Here, the PA news agency looks at five things we learnt from this season’s competition.
Crowds cannot return soon enough
The coronavirus pandemic meant that all 15 games in this season’s Six Nations took place behind closed doors. From the Aviva Stadium in Dublin to Rome’s Stadio Olimpico, matches were punctuated only by players’ shouts and the referee’s whistle. And not only were the grounds deserted, normally-thronging streets outside – central Cardiff being arguably the most obvious example – were empty as shutters stayed down on bars, pubs and restaurants. It was a weird experience for all concerned, yet to everyone’s credit, the quality of rugby on show was not diminished in any way.
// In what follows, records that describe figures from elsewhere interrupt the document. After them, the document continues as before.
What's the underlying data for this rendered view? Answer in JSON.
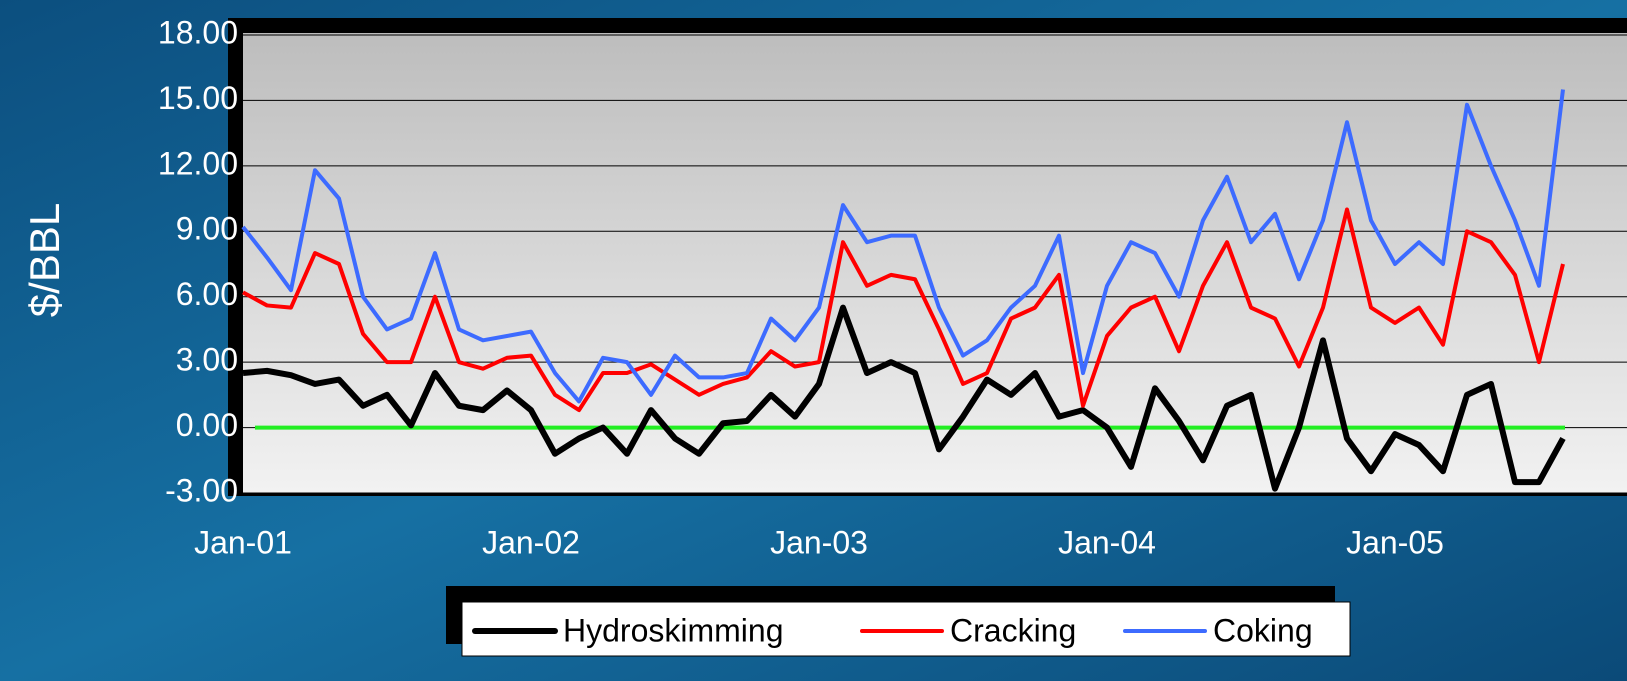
{
  "chart_data": {
    "type": "line",
    "y_label": "$/BBL",
    "categories": [
      "Jan-01",
      null,
      null,
      null,
      null,
      null,
      null,
      null,
      null,
      null,
      null,
      null,
      "Jan-02",
      null,
      null,
      null,
      null,
      null,
      null,
      null,
      null,
      null,
      null,
      null,
      "Jan-03",
      null,
      null,
      null,
      null,
      null,
      null,
      null,
      null,
      null,
      null,
      null,
      "Jan-04",
      null,
      null,
      null,
      null,
      null,
      null,
      null,
      null,
      null,
      null,
      null,
      "Jan-05",
      null,
      null,
      null,
      null,
      null,
      null,
      null
    ],
    "series": [
      {
        "name": "Hydroskimming",
        "color": "#000000",
        "values": [
          2.5,
          2.6,
          2.4,
          2.0,
          2.2,
          1.0,
          1.5,
          0.1,
          2.5,
          1.0,
          0.8,
          1.7,
          0.8,
          -1.2,
          -0.5,
          0.0,
          -1.2,
          0.8,
          -0.5,
          -1.2,
          0.2,
          0.3,
          1.5,
          0.5,
          2.0,
          5.5,
          2.5,
          3.0,
          2.5,
          -1.0,
          0.5,
          2.2,
          1.5,
          2.5,
          0.5,
          0.8,
          0.0,
          -1.8,
          1.8,
          0.3,
          -1.5,
          1.0,
          1.5,
          -2.8,
          0.0,
          4.0,
          -0.5,
          -2.0,
          -0.3,
          -0.8,
          -2.0,
          1.5,
          2.0,
          -2.5,
          -2.5,
          -0.5
        ]
      },
      {
        "name": "Cracking",
        "color": "#ff0000",
        "values": [
          6.2,
          5.6,
          5.5,
          8.0,
          7.5,
          4.3,
          3.0,
          3.0,
          6.0,
          3.0,
          2.7,
          3.2,
          3.3,
          1.5,
          0.8,
          2.5,
          2.5,
          2.9,
          2.2,
          1.5,
          2.0,
          2.3,
          3.5,
          2.8,
          3.0,
          8.5,
          6.5,
          7.0,
          6.8,
          4.5,
          2.0,
          2.5,
          5.0,
          5.5,
          7.0,
          1.0,
          4.2,
          5.5,
          6.0,
          3.5,
          6.5,
          8.5,
          5.5,
          5.0,
          2.8,
          5.5,
          10.0,
          5.5,
          4.8,
          5.5,
          3.8,
          9.0,
          8.5,
          7.0,
          3.0,
          7.5
        ]
      },
      {
        "name": "Coking",
        "color": "#3d6bff",
        "values": [
          9.2,
          7.8,
          6.3,
          11.8,
          10.5,
          6.0,
          4.5,
          5.0,
          8.0,
          4.5,
          4.0,
          4.2,
          4.4,
          2.5,
          1.2,
          3.2,
          3.0,
          1.5,
          3.3,
          2.3,
          2.3,
          2.5,
          5.0,
          4.0,
          5.5,
          10.2,
          8.5,
          8.8,
          8.8,
          5.5,
          3.3,
          4.0,
          5.5,
          6.5,
          8.8,
          2.5,
          6.5,
          8.5,
          8.0,
          6.0,
          9.5,
          11.5,
          8.5,
          9.8,
          6.8,
          9.5,
          14.0,
          9.5,
          7.5,
          8.5,
          7.5,
          14.8,
          12.0,
          9.5,
          6.5,
          15.5
        ]
      }
    ],
    "baseline": {
      "value": 0,
      "color": "#22ee22"
    },
    "ylim": [
      -3,
      18
    ],
    "yticks": [
      {
        "value": -3,
        "label": "-3.00"
      },
      {
        "value": 0,
        "label": "0.00"
      },
      {
        "value": 3,
        "label": "3.00"
      },
      {
        "value": 6,
        "label": "6.00"
      },
      {
        "value": 9,
        "label": "9.00"
      },
      {
        "value": 12,
        "label": "12.00"
      },
      {
        "value": 15,
        "label": "15.00"
      },
      {
        "value": 18,
        "label": "18.00"
      }
    ],
    "grid": true,
    "legend": "bottom"
  }
}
England at a crossroads on coaching front
England, World Cup finalists 16 months ago, slumped to a fifth-placed finish on the back of defeats against Scotland, Ireland and Wales, which some have christened the Triple Frown. Head coach Eddie Jones will now be the central figure in what Rugby Football Union chief executive Bill Sweeney describes as a “brutally honest analysis” of England’s Six Nations campaign, and while Jones is expected to stay at the helm – in his favour is a win ratio of 77 per cent since he took charge – it seems change in some areas is inevitable, with coaching staff and playing personnel certain to be scrutinised.
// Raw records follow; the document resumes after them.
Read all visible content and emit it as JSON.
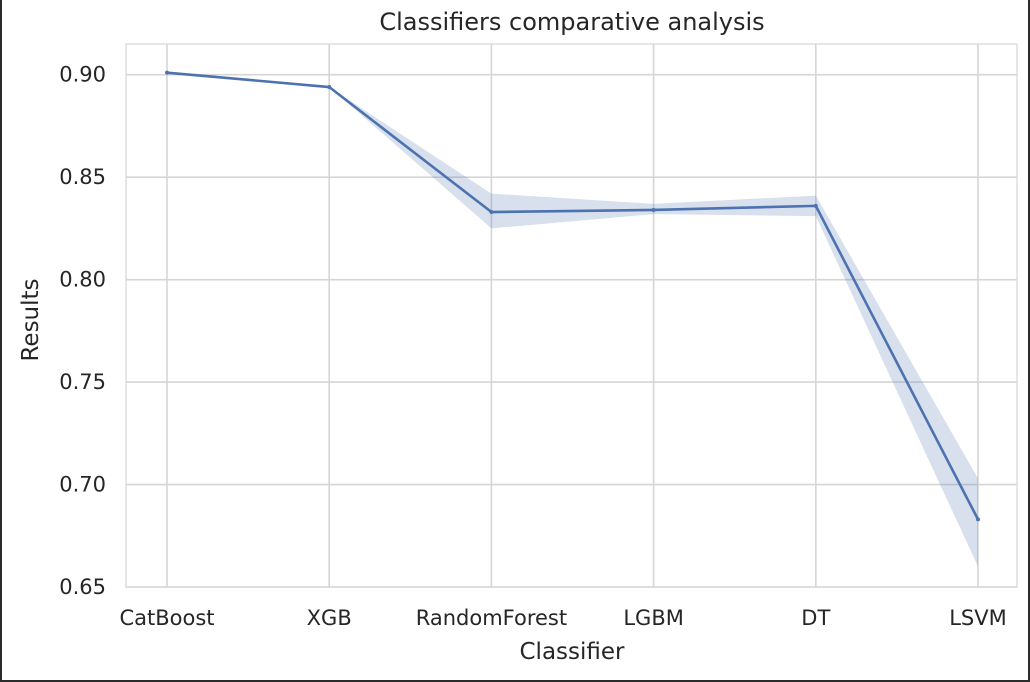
{
  "chart_data": {
    "type": "line",
    "title": "Classifiers comparative analysis",
    "xlabel": "Classifier",
    "ylabel": "Results",
    "categories": [
      "CatBoost",
      "XGB",
      "RandomForest",
      "LGBM",
      "DT",
      "LSVM"
    ],
    "series": [
      {
        "values": [
          0.901,
          0.894,
          0.833,
          0.834,
          0.836,
          0.683
        ],
        "ci_lower": [
          0.901,
          0.894,
          0.825,
          0.832,
          0.831,
          0.66
        ],
        "ci_upper": [
          0.901,
          0.894,
          0.842,
          0.837,
          0.841,
          0.703
        ]
      }
    ],
    "ylim": [
      0.65,
      0.915
    ],
    "yticks": [
      0.65,
      0.7,
      0.75,
      0.8,
      0.85,
      0.9
    ],
    "ytick_labels": [
      "0.65",
      "0.70",
      "0.75",
      "0.80",
      "0.85",
      "0.90"
    ],
    "grid": true,
    "line_color": "#4c72b0",
    "band_color": "#4c72b0",
    "grid_color": "#d6d6d6"
  }
}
France building ominously towards home World Cup
When France kick off the next Rugby World Cup on home soil against New Zealand in September 2023, Les Bleus will aim to have arrived as serious contenders for a first world title. Everything suggests they are heading in the right direction – from a coaching perspective under the astute guidance of Fabien Galthie, to a playing squad packed with quality and headed by the likes of Antoine Dupont, Charles Ollivon, Mathieu Jalibert, Romain Ntamack and Gregory Alldritt. It would appear that France are at their strongest for years, and if they can handle huge home World Cup expectation, then winning rugby’s golden prize is a realistic ambition.
Wales boss Wayne Pivac silences doubters
Pivac faced a difficult assignment when he was appointed as Warren Gatland’s successor to become Wales head coach. Starting work in November 2019, Pivac took over from one of the most successful coaches in rugby history who masterminded four Six Nations title triumphs, three Grand Slams and two World Cup semi-final appearances during his time in charge. A tough first year followed, with Wales losing seven Tests, but they ended the current Six Nations campaign just seconds away from achieving a Grand Slam. He also made some big calls and successful decisions, which contributed to confirming that the Welsh Rugby Union got its appointment spot-on.
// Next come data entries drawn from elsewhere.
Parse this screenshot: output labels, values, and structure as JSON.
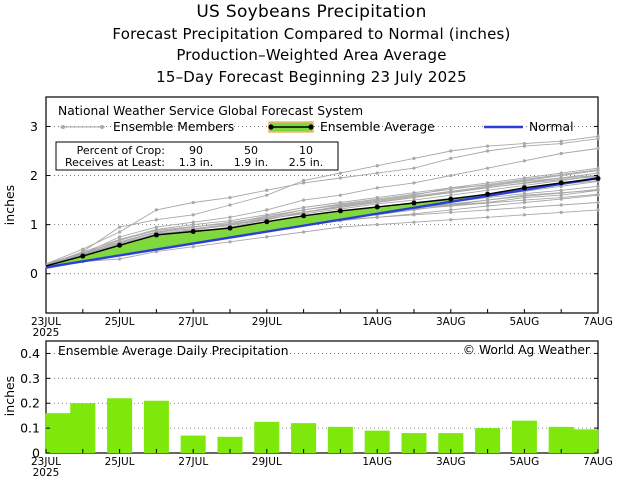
{
  "header": {
    "title": "US Soybeans Precipitation",
    "subtitle1": "Forecast Precipitation Compared to Normal (inches)",
    "subtitle2": "Production–Weighted Area Average",
    "subtitle3": "15–Day Forecast Beginning 23 July 2025"
  },
  "colors": {
    "member": "#a8a8a8",
    "average": "#000000",
    "band_fill": "#7fd93c",
    "band_edge": "#f2b570",
    "normal": "#2b3fd6",
    "bar": "#7de80a"
  },
  "chart_data": [
    {
      "type": "line",
      "name": "cumulative",
      "title": "National Weather Service Global Forecast System",
      "ylabel": "inches",
      "ylim": [
        -0.8,
        3.6
      ],
      "xlim": [
        0,
        15
      ],
      "yticks": [
        0,
        1,
        2,
        3
      ],
      "xticks": [
        {
          "x": 0,
          "label": "23JUL",
          "sub": "2025"
        },
        {
          "x": 2,
          "label": "25JUL"
        },
        {
          "x": 4,
          "label": "27JUL"
        },
        {
          "x": 6,
          "label": "29JUL"
        },
        {
          "x": 9,
          "label": "1AUG"
        },
        {
          "x": 11,
          "label": "3AUG"
        },
        {
          "x": 13,
          "label": "5AUG"
        },
        {
          "x": 15,
          "label": "7AUG"
        }
      ],
      "legend": {
        "members": "Ensemble Members",
        "average": "Ensemble Average",
        "normal": "Normal"
      },
      "percent_table": {
        "row1_label": "Percent of Crop:",
        "row2_label": "Receives at Least:",
        "percents": [
          "90",
          "50",
          "10"
        ],
        "amounts": [
          "1.3 in.",
          "1.9 in.",
          "2.5 in."
        ]
      },
      "ensemble_average": {
        "x": [
          0,
          1,
          2,
          3,
          4,
          5,
          6,
          7,
          8,
          9,
          10,
          11,
          12,
          13,
          14,
          15
        ],
        "y": [
          0.16,
          0.36,
          0.58,
          0.79,
          0.86,
          0.93,
          1.06,
          1.18,
          1.28,
          1.36,
          1.44,
          1.52,
          1.62,
          1.75,
          1.85,
          1.94
        ]
      },
      "normal": {
        "x": [
          0,
          15
        ],
        "y": [
          0.13,
          1.95
        ]
      },
      "members": [
        [
          0.2,
          0.5,
          0.85,
          1.3,
          1.45,
          1.55,
          1.7,
          1.85,
          1.95,
          2.05,
          2.15,
          2.35,
          2.5,
          2.6,
          2.65,
          2.75
        ],
        [
          0.15,
          0.45,
          0.95,
          1.1,
          1.2,
          1.4,
          1.6,
          1.9,
          2.05,
          2.2,
          2.35,
          2.5,
          2.6,
          2.65,
          2.7,
          2.8
        ],
        [
          0.18,
          0.4,
          0.75,
          0.95,
          1.05,
          1.15,
          1.3,
          1.5,
          1.6,
          1.75,
          1.85,
          2.0,
          2.15,
          2.3,
          2.45,
          2.55
        ],
        [
          0.12,
          0.3,
          0.45,
          0.6,
          0.7,
          0.8,
          0.95,
          1.05,
          1.1,
          1.15,
          1.2,
          1.25,
          1.3,
          1.35,
          1.4,
          1.45
        ],
        [
          0.1,
          0.25,
          0.3,
          0.45,
          0.55,
          0.65,
          0.75,
          0.85,
          0.95,
          1.0,
          1.05,
          1.1,
          1.15,
          1.2,
          1.25,
          1.3
        ],
        [
          0.14,
          0.35,
          0.5,
          0.7,
          0.85,
          0.9,
          1.0,
          1.1,
          1.2,
          1.3,
          1.35,
          1.4,
          1.5,
          1.6,
          1.65,
          1.7
        ],
        [
          0.16,
          0.38,
          0.6,
          0.75,
          0.9,
          1.0,
          1.1,
          1.25,
          1.35,
          1.45,
          1.55,
          1.65,
          1.75,
          1.85,
          1.95,
          2.0
        ],
        [
          0.2,
          0.42,
          0.65,
          0.85,
          0.95,
          1.05,
          1.15,
          1.3,
          1.4,
          1.5,
          1.6,
          1.75,
          1.85,
          1.95,
          2.05,
          2.15
        ],
        [
          0.13,
          0.33,
          0.55,
          0.72,
          0.8,
          0.85,
          0.95,
          1.05,
          1.15,
          1.2,
          1.3,
          1.4,
          1.45,
          1.55,
          1.6,
          1.7
        ],
        [
          0.17,
          0.4,
          0.62,
          0.8,
          0.9,
          0.98,
          1.12,
          1.22,
          1.32,
          1.42,
          1.5,
          1.6,
          1.7,
          1.8,
          1.9,
          2.0
        ],
        [
          0.15,
          0.36,
          0.58,
          0.82,
          0.88,
          0.92,
          1.02,
          1.15,
          1.25,
          1.33,
          1.42,
          1.5,
          1.58,
          1.68,
          1.78,
          1.88
        ],
        [
          0.19,
          0.44,
          0.7,
          0.9,
          1.0,
          1.08,
          1.2,
          1.35,
          1.45,
          1.55,
          1.65,
          1.75,
          1.8,
          1.9,
          2.0,
          2.1
        ],
        [
          0.11,
          0.3,
          0.5,
          0.65,
          0.75,
          0.82,
          0.9,
          1.0,
          1.08,
          1.15,
          1.22,
          1.3,
          1.38,
          1.45,
          1.52,
          1.6
        ],
        [
          0.16,
          0.37,
          0.6,
          0.78,
          0.85,
          0.95,
          1.1,
          1.25,
          1.38,
          1.48,
          1.58,
          1.68,
          1.78,
          1.88,
          1.95,
          2.05
        ],
        [
          0.14,
          0.34,
          0.52,
          0.7,
          0.8,
          0.88,
          1.0,
          1.12,
          1.2,
          1.28,
          1.35,
          1.42,
          1.5,
          1.58,
          1.64,
          1.72
        ],
        [
          0.18,
          0.4,
          0.68,
          0.88,
          0.96,
          1.02,
          1.18,
          1.3,
          1.42,
          1.52,
          1.62,
          1.72,
          1.82,
          1.92,
          2.02,
          2.12
        ],
        [
          0.12,
          0.32,
          0.48,
          0.68,
          0.78,
          0.86,
          0.98,
          1.1,
          1.18,
          1.26,
          1.32,
          1.38,
          1.44,
          1.5,
          1.55,
          1.62
        ],
        [
          0.17,
          0.39,
          0.63,
          0.84,
          0.92,
          1.0,
          1.14,
          1.26,
          1.36,
          1.46,
          1.56,
          1.66,
          1.76,
          1.84,
          1.92,
          1.98
        ],
        [
          0.15,
          0.35,
          0.56,
          0.76,
          0.84,
          0.92,
          1.04,
          1.16,
          1.26,
          1.34,
          1.44,
          1.54,
          1.62,
          1.72,
          1.82,
          1.9
        ],
        [
          0.13,
          0.31,
          0.52,
          0.73,
          0.83,
          0.9,
          1.0,
          1.12,
          1.22,
          1.3,
          1.38,
          1.46,
          1.55,
          1.63,
          1.7,
          1.78
        ]
      ]
    },
    {
      "type": "bar",
      "name": "daily",
      "title": "Ensemble Average Daily Precipitation",
      "credit": "© World Ag Weather",
      "ylabel": "inches",
      "ylim": [
        0,
        0.45
      ],
      "yticks": [
        "0",
        "0.1",
        "0.2",
        "0.3",
        "0.4"
      ],
      "categories": [
        "23JUL",
        "24JUL",
        "25JUL",
        "26JUL",
        "27JUL",
        "28JUL",
        "29JUL",
        "30JUL",
        "31JUL",
        "1AUG",
        "2AUG",
        "3AUG",
        "4AUG",
        "5AUG",
        "6AUG",
        "7AUG"
      ],
      "values": [
        0.16,
        0.2,
        0.22,
        0.21,
        0.07,
        0.065,
        0.125,
        0.12,
        0.105,
        0.09,
        0.08,
        0.08,
        0.1,
        0.13,
        0.105,
        0.095
      ],
      "xticks": [
        {
          "x": 0,
          "label": "23JUL",
          "sub": "2025"
        },
        {
          "x": 2,
          "label": "25JUL"
        },
        {
          "x": 4,
          "label": "27JUL"
        },
        {
          "x": 6,
          "label": "29JUL"
        },
        {
          "x": 9,
          "label": "1AUG"
        },
        {
          "x": 11,
          "label": "3AUG"
        },
        {
          "x": 13,
          "label": "5AUG"
        },
        {
          "x": 15,
          "label": "7AUG"
        }
      ]
    }
  ]
}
Alun Wyn Jones must captain the Lions
At the age of 35, Wales skipper Jones just keeps going and going. He holds the world Test match appearance record – 157 games for Wales and the British and Irish Lions – and was within touching distance this season of becoming the first player to win four Six Nations Grand Slams. Lions head coach Gatland knows him as well as anyone from their time together with Wales, and when it comes to appointing a captain for this summer’s scheduled South Africa tour, Gatland will know that Jones pretty much ticks every box. Other players have captaincy credentials, but Jones’ CV stands out.